Tanya Program MBG, ID Card Jurnalis CNN Dicabut — Dewan Pers Angkat Suara

Oleh: Albar Santosa Subari
BritaBrita.com, Jakarta, 29 September 2025— Kepulangan Presiden Republik Indonesia dari lawatan ke beberapa negara pada Sabtu (27/9) disambut antusias awak media, baik dalam maupun luar negeri. Presiden juga menyampaikan pidato di Sidang Majelis Umum PBB yang menjadi sorotan pemberitaan.
Namun, momen itu diwarnai insiden yang menimpa jurnalis **CNN Indonesia, Diana Valencia**. Ia sempat melontarkan pertanyaan terkait Program **Makan Bergizi Gratis (MBG)** yang tengah ramai diperbincangkan publik, menyusul munculnya kasus dugaan keracunan siswa penerima santapan MBG.
Sebagaimana dilansir *Uptudate Nusantara* yang dikutip dari Antara, Minggu (28/9), sekitar pukul 19.15 WIB Staf Biro Pers, Media, dan Informasi (BPMI) Sekretariat Presiden mendatangi CNN Indonesia dan mengambil kartu identitas pers milik Diana.
—
## Reaksi Dewan Pers dan PWI
Peristiwa tersebut memicu reaksi keras dari kalangan pers.

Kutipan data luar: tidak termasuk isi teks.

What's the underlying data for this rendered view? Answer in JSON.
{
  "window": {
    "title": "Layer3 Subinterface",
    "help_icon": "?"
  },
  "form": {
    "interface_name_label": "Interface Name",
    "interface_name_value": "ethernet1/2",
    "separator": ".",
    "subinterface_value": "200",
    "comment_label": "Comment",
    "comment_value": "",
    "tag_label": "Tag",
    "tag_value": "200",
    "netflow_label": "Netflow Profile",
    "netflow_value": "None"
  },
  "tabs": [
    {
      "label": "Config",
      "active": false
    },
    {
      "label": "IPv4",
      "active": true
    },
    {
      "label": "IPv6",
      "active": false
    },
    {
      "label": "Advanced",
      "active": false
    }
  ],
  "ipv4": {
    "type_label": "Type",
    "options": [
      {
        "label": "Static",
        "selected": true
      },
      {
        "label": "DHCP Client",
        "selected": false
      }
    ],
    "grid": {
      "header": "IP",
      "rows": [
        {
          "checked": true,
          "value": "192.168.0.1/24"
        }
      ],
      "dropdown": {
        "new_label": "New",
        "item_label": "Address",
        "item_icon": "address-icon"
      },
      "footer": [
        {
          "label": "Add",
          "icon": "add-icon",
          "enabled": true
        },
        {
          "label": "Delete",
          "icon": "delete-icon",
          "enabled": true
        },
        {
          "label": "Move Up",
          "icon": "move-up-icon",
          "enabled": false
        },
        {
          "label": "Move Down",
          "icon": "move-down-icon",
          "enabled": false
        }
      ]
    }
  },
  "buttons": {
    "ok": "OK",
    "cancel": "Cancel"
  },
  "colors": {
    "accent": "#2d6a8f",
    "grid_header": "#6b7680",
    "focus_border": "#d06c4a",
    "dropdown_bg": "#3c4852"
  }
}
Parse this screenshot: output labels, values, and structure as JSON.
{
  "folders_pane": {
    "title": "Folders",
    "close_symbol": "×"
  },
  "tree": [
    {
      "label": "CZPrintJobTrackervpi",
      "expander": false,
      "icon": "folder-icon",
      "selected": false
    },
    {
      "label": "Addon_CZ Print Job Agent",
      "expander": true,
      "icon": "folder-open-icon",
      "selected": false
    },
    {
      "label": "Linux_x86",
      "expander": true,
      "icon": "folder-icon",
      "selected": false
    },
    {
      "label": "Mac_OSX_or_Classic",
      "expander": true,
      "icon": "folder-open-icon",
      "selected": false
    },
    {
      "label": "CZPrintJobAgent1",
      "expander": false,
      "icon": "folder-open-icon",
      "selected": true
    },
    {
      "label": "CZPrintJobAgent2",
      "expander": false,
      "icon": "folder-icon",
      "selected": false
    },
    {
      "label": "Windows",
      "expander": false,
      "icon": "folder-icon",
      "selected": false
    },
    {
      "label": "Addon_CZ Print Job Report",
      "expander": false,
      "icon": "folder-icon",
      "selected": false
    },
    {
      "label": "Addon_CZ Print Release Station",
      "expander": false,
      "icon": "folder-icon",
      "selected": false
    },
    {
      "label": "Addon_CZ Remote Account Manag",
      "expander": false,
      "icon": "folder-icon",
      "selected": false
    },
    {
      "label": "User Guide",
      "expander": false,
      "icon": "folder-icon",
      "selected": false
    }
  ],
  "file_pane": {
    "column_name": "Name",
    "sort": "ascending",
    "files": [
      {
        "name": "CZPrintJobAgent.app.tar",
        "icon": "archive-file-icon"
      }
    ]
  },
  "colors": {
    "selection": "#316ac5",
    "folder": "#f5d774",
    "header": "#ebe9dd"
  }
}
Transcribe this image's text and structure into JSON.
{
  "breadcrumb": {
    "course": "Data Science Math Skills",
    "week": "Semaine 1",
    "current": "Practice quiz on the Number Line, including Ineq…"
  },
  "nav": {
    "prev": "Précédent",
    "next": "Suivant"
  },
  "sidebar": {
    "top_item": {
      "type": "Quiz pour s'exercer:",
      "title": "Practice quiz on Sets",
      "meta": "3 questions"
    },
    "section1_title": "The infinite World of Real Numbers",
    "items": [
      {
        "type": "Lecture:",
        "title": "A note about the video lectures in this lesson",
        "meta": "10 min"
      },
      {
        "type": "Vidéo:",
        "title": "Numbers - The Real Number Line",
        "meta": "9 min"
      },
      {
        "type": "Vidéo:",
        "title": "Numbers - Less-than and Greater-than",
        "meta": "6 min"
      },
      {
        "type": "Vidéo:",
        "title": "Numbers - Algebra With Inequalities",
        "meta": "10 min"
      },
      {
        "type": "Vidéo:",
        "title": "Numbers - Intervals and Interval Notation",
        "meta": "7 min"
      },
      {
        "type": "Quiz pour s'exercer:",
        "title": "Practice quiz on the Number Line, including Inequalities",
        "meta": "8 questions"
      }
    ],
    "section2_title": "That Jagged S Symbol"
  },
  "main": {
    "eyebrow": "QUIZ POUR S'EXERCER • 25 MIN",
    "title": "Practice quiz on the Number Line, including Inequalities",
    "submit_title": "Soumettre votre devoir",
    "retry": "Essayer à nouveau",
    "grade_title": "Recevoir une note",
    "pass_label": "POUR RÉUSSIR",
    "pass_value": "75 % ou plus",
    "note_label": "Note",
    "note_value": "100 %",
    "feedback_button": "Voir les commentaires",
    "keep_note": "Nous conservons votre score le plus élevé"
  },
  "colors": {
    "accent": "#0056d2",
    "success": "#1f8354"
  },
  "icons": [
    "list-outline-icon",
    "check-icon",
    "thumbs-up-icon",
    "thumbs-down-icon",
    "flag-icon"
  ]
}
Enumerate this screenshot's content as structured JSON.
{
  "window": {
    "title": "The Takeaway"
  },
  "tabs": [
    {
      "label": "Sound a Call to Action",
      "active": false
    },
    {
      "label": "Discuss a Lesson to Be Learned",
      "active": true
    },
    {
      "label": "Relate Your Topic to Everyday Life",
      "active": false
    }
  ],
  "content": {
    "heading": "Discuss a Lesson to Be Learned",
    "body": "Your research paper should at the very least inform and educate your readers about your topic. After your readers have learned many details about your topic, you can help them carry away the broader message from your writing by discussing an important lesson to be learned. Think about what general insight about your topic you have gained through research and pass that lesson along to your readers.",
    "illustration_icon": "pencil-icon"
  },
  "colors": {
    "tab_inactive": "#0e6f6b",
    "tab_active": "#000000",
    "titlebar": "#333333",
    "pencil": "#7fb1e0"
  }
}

**Ketua Dewan Pers, Prof. Dr. Komarudin Hidayat**, menilai pencabutan kartu liputan berpotensi menghalangi kerja jurnalistik dan melanggar Undang-Undang Nomor 40 Tahun 1999 tentang Pers.
> “Semua pihak harus menjaga kemerdekaan pers. Upaya seperti ini bisa mengancam prinsip kebebasan pers yang dijamin undang-undang,” ujarnya, Minggu (28/9).
Sementara itu, **Ketua Umum Persatuan Wartawan Indonesia (PWI) Pusat, Atal S. Depari**, menegaskan pencabutan kartu liputan bisa dikategorikan sebagai bentuk penghalangan kerja jurnalis, sebagaimana diatur Pasal 18 ayat 1 UU No. 40/1999.
—
## Pers, Soko Guru Demokrasi
Insiden ini kembali mengingatkan pentingnya menjaga kebebasan pers sebagai salah satu pilar demokrasi.
Dalam sebuah seminar nasional kerja sama MPR RI dengan FISIP Unsri Palembang, pengamat sosial-politik **Fachry Ali** menegaskan bahwa pers adalah *soko guru demokrasi*.
Menurutnya, kebebasan pers yang dibingkai aturan dan etika akan memperkuat sistem demokrasi yang berpijak pada prinsip *dari rakyat, oleh rakyat, dan untuk rakyat*.
Karena itu, wajar bila seorang jurnalis menggunakan haknya untuk menanyakan persoalan publik kepada kepala negara, apalagi menyangkut isu yang langsung dirasakan masyarakat. Membatasi ruang pertanyaan sama saja mempersempit ruang demokrasi.